Thomas (Tennessee) Williams was brought up in a puritan family, and his first love experiences were very chaste. He loved without understanding what exactly this feeling was, and there was not even a hint to the physical side of these passions. Tennessee was a puritan, and even to kiss a guy would be impossible for him. The undisguised homosexuality of the men he met always stunned him. The same can similarly be attributed to Brick from the play. It is quite possible that in the epoch of Puritanism, this young man, as well as his friend Skipper, could not even find a name for his feelings, and even if he realised to some extent what the nature of their mutual fondness was, could he possibly admit that?
We do not know what Skipper thought about their relations, and if he felt the same as Brick. However, we may presume that Skipper had undergone the same as Brick; their destinies intermingled and reflected one another. And the result of their feelings being broken by the social norms and morals is one and the same: attempts to escape from the reality, seeking the remedy in a bottle of whiskey.

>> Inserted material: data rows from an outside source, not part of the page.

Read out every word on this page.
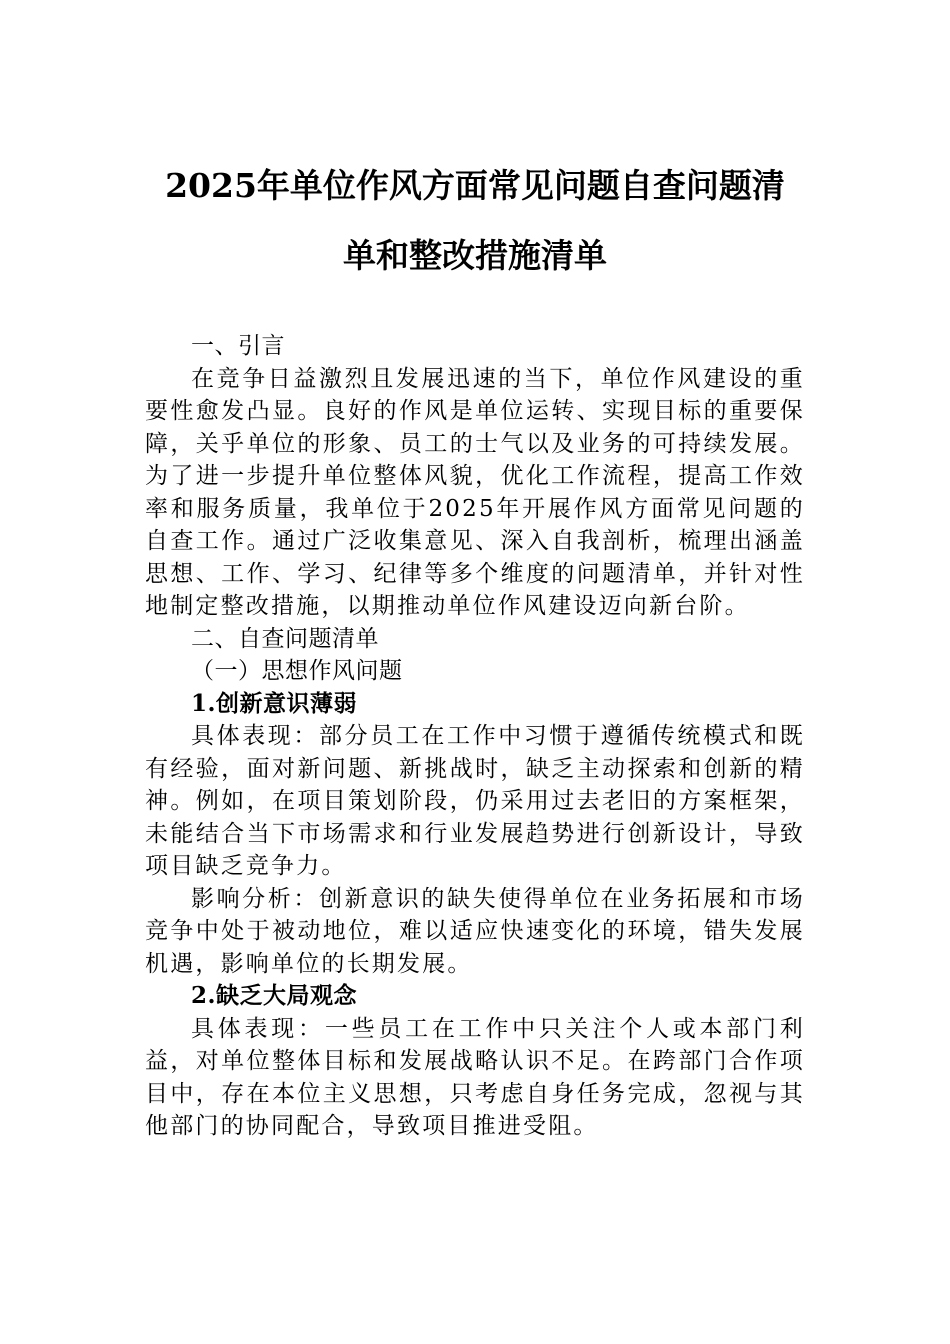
2025年单位作风方面常见问题自查问题清
单和整改措施清单

一、引言

在竞争日益激烈且发展迅速的当下，单位作风建设的重要性愈发凸显。良好的作风是单位运转、实现目标的重要保障，关乎单位的形象、员工的士气以及业务的可持续发展。为了进一步提升单位整体风貌，优化工作流程，提高工作效率和服务质量，我单位于2025年开展作风方面常见问题的自查工作。通过广泛收集意见、深入自我剖析，梳理出涵盖思想、工作、学习、纪律等多个维度的问题清单，并针对性地制定整改措施，以期推动单位作风建设迈向新台阶。

二、自查问题清单

（一）思想作风问题

1.创新意识薄弱

具体表现：部分员工在工作中习惯于遵循传统模式和既有经验，面对新问题、新挑战时，缺乏主动探索和创新的精神。例如，在项目策划阶段，仍采用过去老旧的方案框架，未能结合当下市场需求和行业发展趋势进行创新设计，导致项目缺乏竞争力。

影响分析：创新意识的缺失使得单位在业务拓展和市场竞争中处于被动地位，难以适应快速变化的环境，错失发展机遇，影响单位的长期发展。

2.缺乏大局观念

具体表现：一些员工在工作中只关注个人或本部门利益，对单位整体目标和发展战略认识不足。在跨部门合作项目中，存在本位主义思想，只考虑自身任务完成，忽视与其他部门的协同配合，导致项目推进受阻。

In Williams’s life, the death of his true love, Frank Merlo, was a serious shock that changed his life and work. Just as Brick or late Skipper, Williams began to seek oblivion in drugs and alcohol. These parallels between the life of Tennessee Williams and his character Brick are obvious, and we may rightfully presume that the reasons and motives for their actions are also the same. Moreover, we should keep in mind that Williams was prone to self-analysis, and never wrote about anything that did not reflect the hidden and deeply rooted emotions of a personality.